Stopping online hate and radicalization
What has Google got to do with terrorists? Executives at Internet companies like Google, Facebook (FB), Twitter (TWTR), and Snap (SNAP) might be losing sleep because authorities are pointing fingers at them for allowing their platforms to breed extremist ideologies.
To do its part in curbing online radicalization of would-be terrorists, Alphabet (GOOGL), the parent company of Google, created a think-tank called Jigsaw. Through Jigsaw, Google is working to tackle online hate, harassment, and radicalization.
Google treats online radicalization as an information problem. To understand the process of radicalization of would-be terrorists, Google sent its executive Yasmin Green to Iraq, according to a recent Fortune report.
Hearing from ISIS defectors
Green’s mission in Iraq was to interview ex-terrorists. Green, who heads R&D (research and development) efforts at Jigsaw, heard from ISIS (Islamic State in Iraq and Syria) defectors, including those who trained suicide bombers.
The mission helped Green learn that, in combating online radicalization of terrorists, the timing of interventions and the design of the messaging matter.
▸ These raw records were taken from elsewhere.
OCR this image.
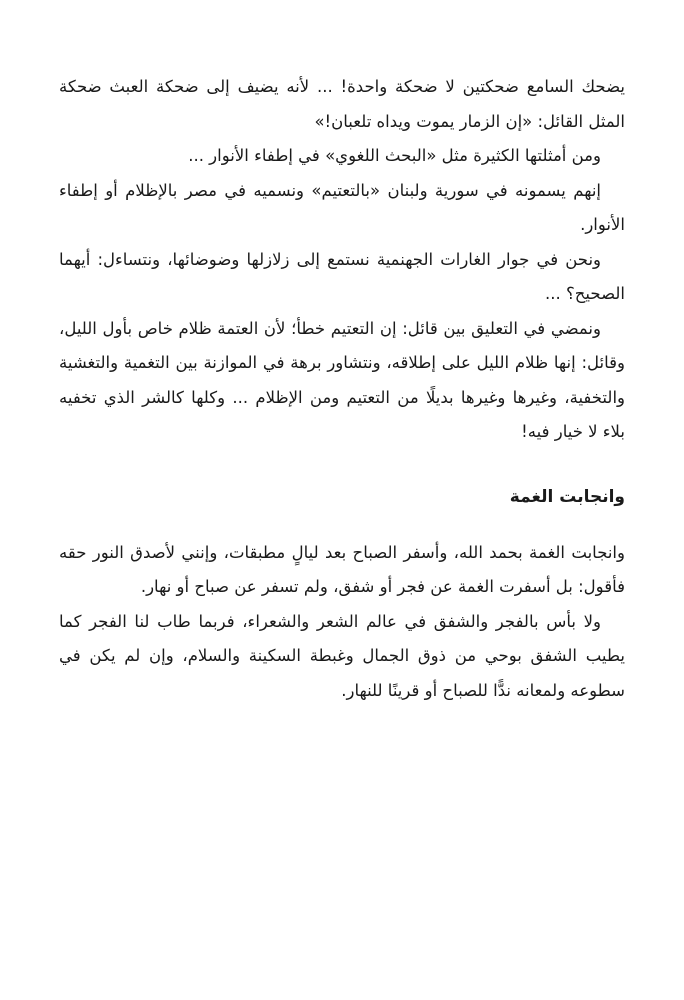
يضحك السامع ضحكتين لا ضحكة واحدة! ... لأنه يضيف إلى ضحكة العبث ضحكة المثل القائل: «إن الزمار يموت ويداه تلعبان!»

ومن أمثلتها الكثيرة مثل «البحث اللغوي» في إطفاء الأنوار ...

إنهم يسمونه في سورية ولبنان «بالتعتيم» ونسميه في مصر بالإظلام أو إطفاء الأنوار.

ونحن في جوار الغارات الجهنمية نستمع إلى زلازلها وضوضائها، ونتساءل: أيهما الصحيح؟ ...

ونمضي في التعليق بين قائل: إن التعتيم خطأ؛ لأن العتمة ظلام خاص بأول الليل، وقائل: إنها ظلام الليل على إطلاقه، ونتشاور برهة في الموازنة بين التغمية والتغشية والتخفية، وغيرها وغيرها بديلًا من التعتيم ومن الإظلام ... وكلها كالشر الذي تخفيه بلاء لا خيار فيه!

وانجابت الغمة

وانجابت الغمة بحمد الله، وأسفر الصباح بعد ليالٍ مطبقات، وإنني لأصدق النور حقه فأقول: بل أسفرت الغمة عن فجر أو شفق، ولم تسفر عن صباح أو نهار.

ولا بأس بالفجر والشفق في عالم الشعر والشعراء، فربما طاب لنا الفجر كما يطيب الشفق بوحي من ذوق الجمال وغبطة السكينة والسلام، وإن لم يكن في سطوعه ولمعانه ندًّا للصباح أو قرينًا للنهار.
Google can now incorporate these insights to curb extremists on its platforms.
Once bitten, twice shy
For a company that has seen advertisers flee in protest over extremist content, Google is careful not to let terrorists taint its reputation. Johnson & Johnson (JNJ) and other major brands suspended YouTube advertising earlier this year to protest the issue of their ads appearing next to content promoting hate or violence.
In combating online radicalization, Alphabet is not simply reacting to pressure from authorities but also working to protect its bottom line. The majority of Alphabet’s revenue comes from advertising, as the chart above shows.